Overall Rating: 5 Stars
While I have this anthology sitting on my Kindle, it came as an ARC late this weekend and I haven’t had a chance to read it in its entirety. That being said, I will be updating this in the next couple of days to offer insight into the other stories in this anthology. Needless to say, I’m very excited to read stories from my favorite authors like Kennedy Ryan, Sara Ney, and Charleigh Rose, among others.
What I’d like to focus this review to is Ilsa Madden-Mills’s story, “Dear Ava,” a novella set in Camden Prep Academy. It’s been some time since we’ve read a Madden-Mills’s story set in high school, and it reads like “going home.” This story follows the dual perspectives of Ava and Knox. These characters sit at different economic and popularity spectrums at Camden: Ava is poor while Knox is wealthy and the QB of the football team, as well as the head of the Sharks, an exclusive group at Camden.
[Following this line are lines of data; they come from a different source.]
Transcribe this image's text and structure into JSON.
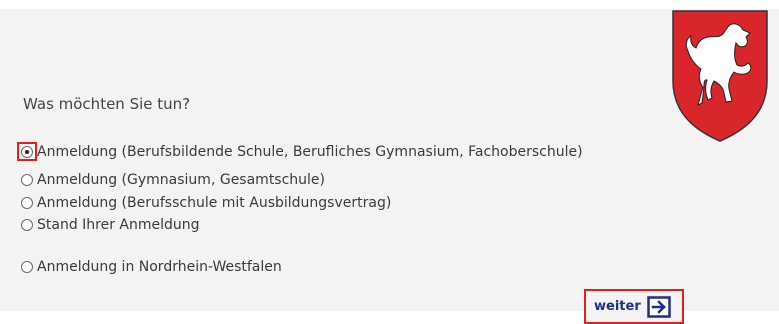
{
  "form": {
    "question": "Was möchten Sie tun?",
    "options": [
      {
        "label": "Anmeldung (Berufsbildende Schule, Berufliches Gymnasium, Fachoberschule)",
        "selected": true
      },
      {
        "label": "Anmeldung (Gymnasium, Gesamtschule)",
        "selected": false
      },
      {
        "label": "Anmeldung (Berufsschule mit Ausbildungsvertrag)",
        "selected": false
      },
      {
        "label": "Stand Ihrer Anmeldung",
        "selected": false
      },
      {
        "label": "Anmeldung in Nordrhein-Westfalen",
        "selected": false
      }
    ],
    "next_button": {
      "label": "weiter",
      "icon": "arrow-right-box-icon"
    }
  },
  "crest": {
    "icon": "lower-saxony-horse-crest",
    "colors": {
      "field": "#d8262a",
      "horse": "#ffffff"
    }
  },
  "colors": {
    "highlight": "#e0201c",
    "button_text": "#1f2f8c",
    "panel_background": "#f3f3f3"
  }
}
From the outset, nothing seems right for these two, but nothing is ever as it seems.
This story is an important one as it deals with the topic of sexual assault. Madden-Mills is careful here to illustrate the importance of seeking help, but this story is more about the aftermath. It’s about the ways in which seemingly opposites attract even when they don’t make sense on paper.
There is so much about this story that I loved. Knox as a hero is fraught. From the outside, he seems cold and unfeeling. Yet, as the story progresses, we find out about the hurts that exist deep within him. He’s responsible for more than himself, and his story illustrates the idea that money does not buy happiness or fix problems. There is a tenderness to Knox that the reader eventually sees, and this humanizes him in such a way that you want him and Ava to come together.
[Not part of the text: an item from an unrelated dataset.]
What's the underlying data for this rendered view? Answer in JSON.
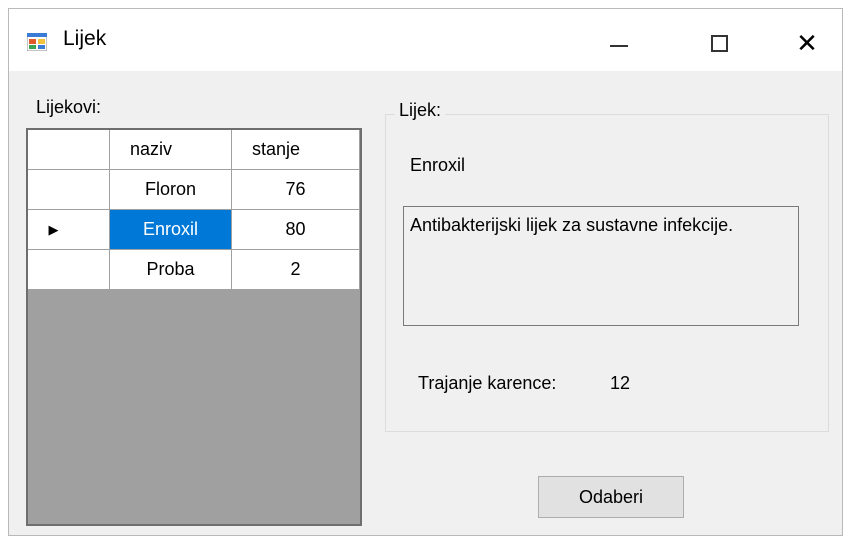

Ava is so brave. Even though Knox tells us this, given her situation, you can’t help but love her moxie, her heart. She has every right to run and hide, avoiding Camden forever. Yet, she never thinks solely about her self. She sacrifices her own peace for her brother. And you can’t help but admire her for it.
Together, these two are special. I am thankful that Madden-Mills is developing this story into a full-length novel because, as you will read, it simply isn’t enough. There are all kinds of open threads to this story, and you will finish reading it wanting more. At least, that is how I read it.
Just remember, though, that this is an important story, one that is bigger than its romance. It’s a story that reminds us of resiliency and sacrifice. It’s a tale about finding love even when it’s easier to hate. If you haven’t downloaded this anthology yet, you really should. Ilsa Madden-Mills’s “Dear Ava” alone is definitely worth this purchase.